As Christmas approaches, sky gazers will be treated to a celestial wonder that hasn’t been seen so clearly since 1226 — a “Christmas Star.”

The rare phenomenon occurs when Jupiter and Saturn line up very close and appear to nearly collide, giving the impression of a double planet when viewed from Earth.



Some astronomers believe that the “Star of Bethlehem” in the Nativity story was a conjunction of Jupiter, Saturn and Mars.

The last time the two planets were so close was 1623, but stargazing conditions at the time meant the astronomical event likely was not seen by earthlings. The last time such a close pairing was observable to the naked eye was in 1226 A.D., at a time when Genghis Khan was conquering large swaths of Asia, and Europe was still generations away from the Renaissance.

Some astronomers believe that the “Star of Bethlehem” in the Nativity story was a conjunction of Jupiter, Saturn and Mars.

Jupiter and Saturn come out first thing at nightfall in December 2020, and will continue to do so until the year’s end. These two worlds appear bright and beautiful, though they sit low in the southwest sky.
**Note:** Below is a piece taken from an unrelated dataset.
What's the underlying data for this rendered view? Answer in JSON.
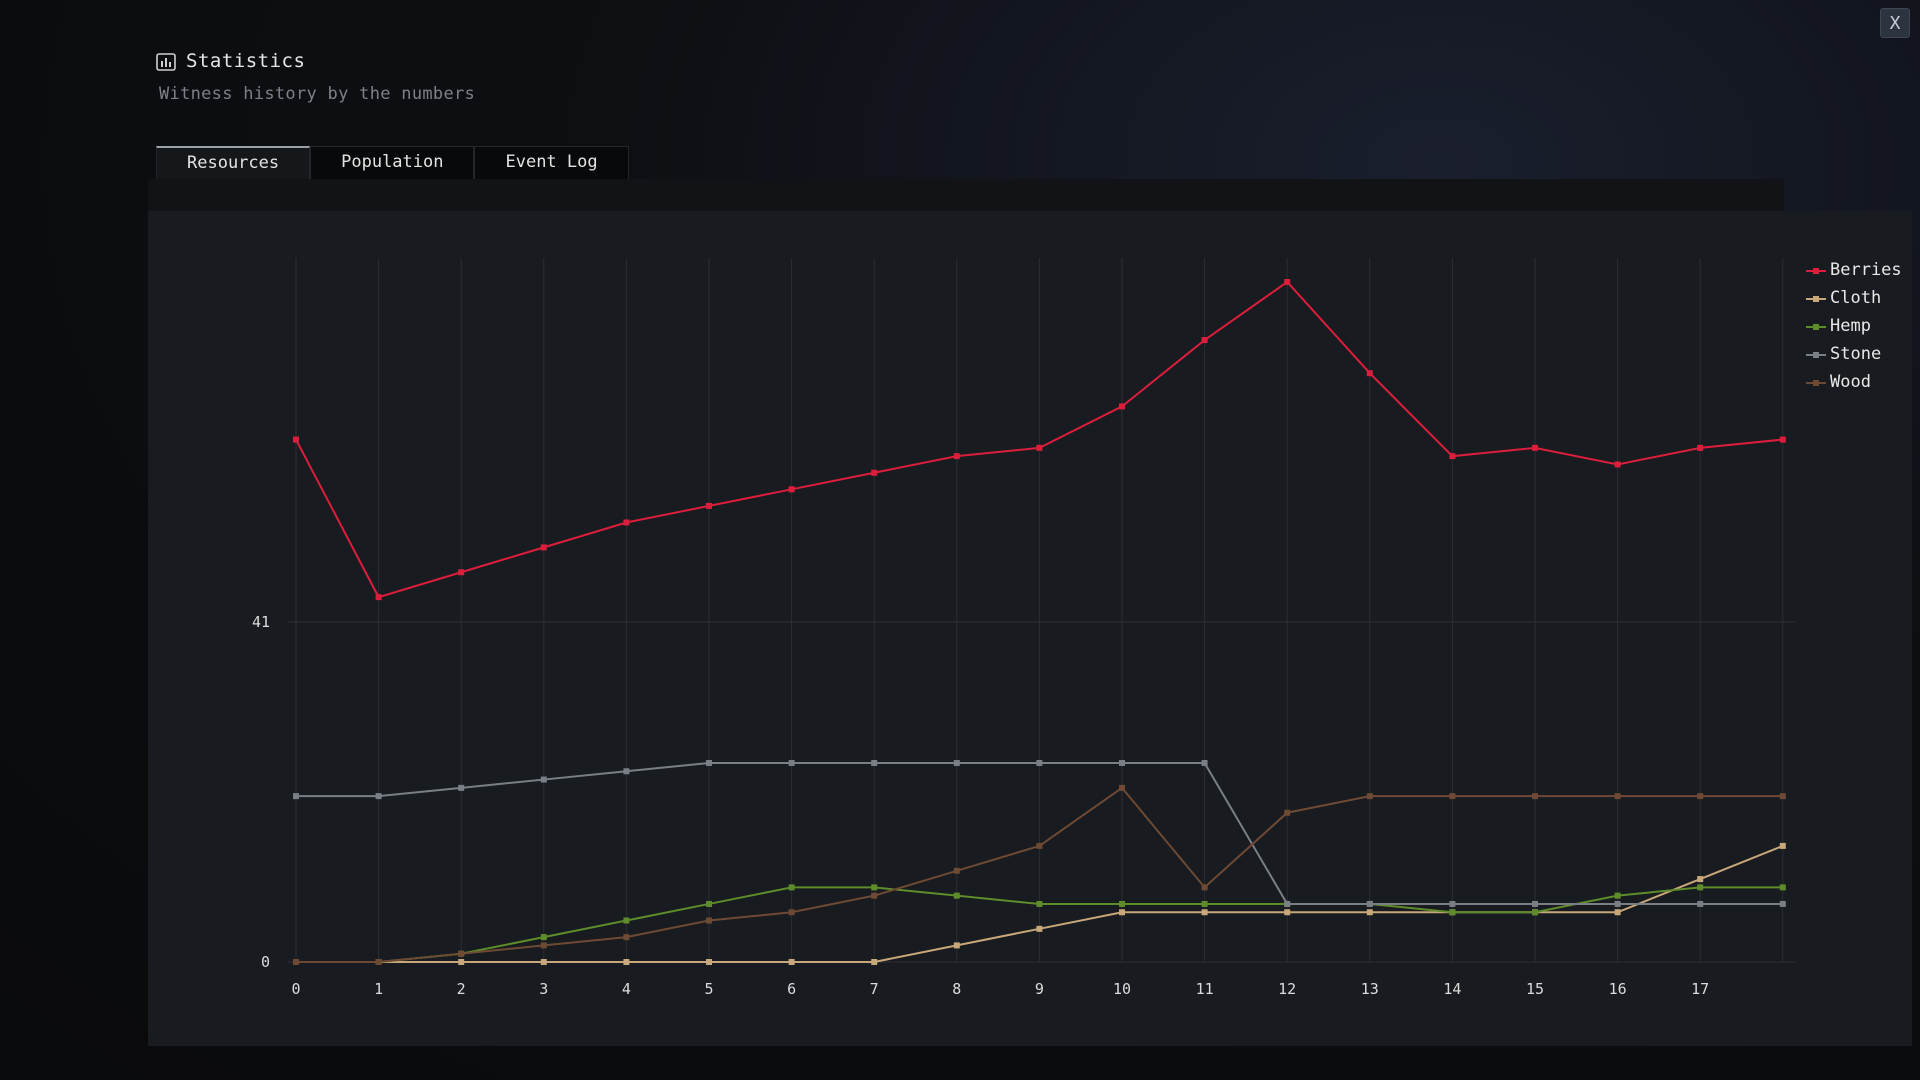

Day by day, the twosome appears a bit lower in the sky, and set sooner after dark.

To see these worlds, find an unobstructed horizon in the direction of sunset, and seek them out rather low in the sky as soon as darkness falls.

Look first for brilliant Jupiter (Jupiter shines brighter than any star in the sky at magnitude -2.0, while Saturn is dimmer at magnitude 0.6 – though the Ringed Planet is still quite bright); Saturn is the bright object immediately to Jupiter’s east for the first three weeks of December.

So, you certainly won’t need binoculars or a telescope to see the Great Conjunction of 2020. But if you do have observing equipment, you’ll be able to zoom in and watch the dance of Jupiter’s four moons — Europa, Io, Callisto and Ganymede.


Around the world, Jupiter and Saturn set about 3 1/3 hours after the sun in early December. Near the month’s end, the twosome follows the sun beneath the horizon around 1 1/2 hours after sunset.

The peak of Jupiter and Saturn’s great conjunction will be on the winter solstice, December 21, 2020, but the days leading up to the conjunction will offer almost as beautiful a sight, so get out there now and observe this once in a lifetime event.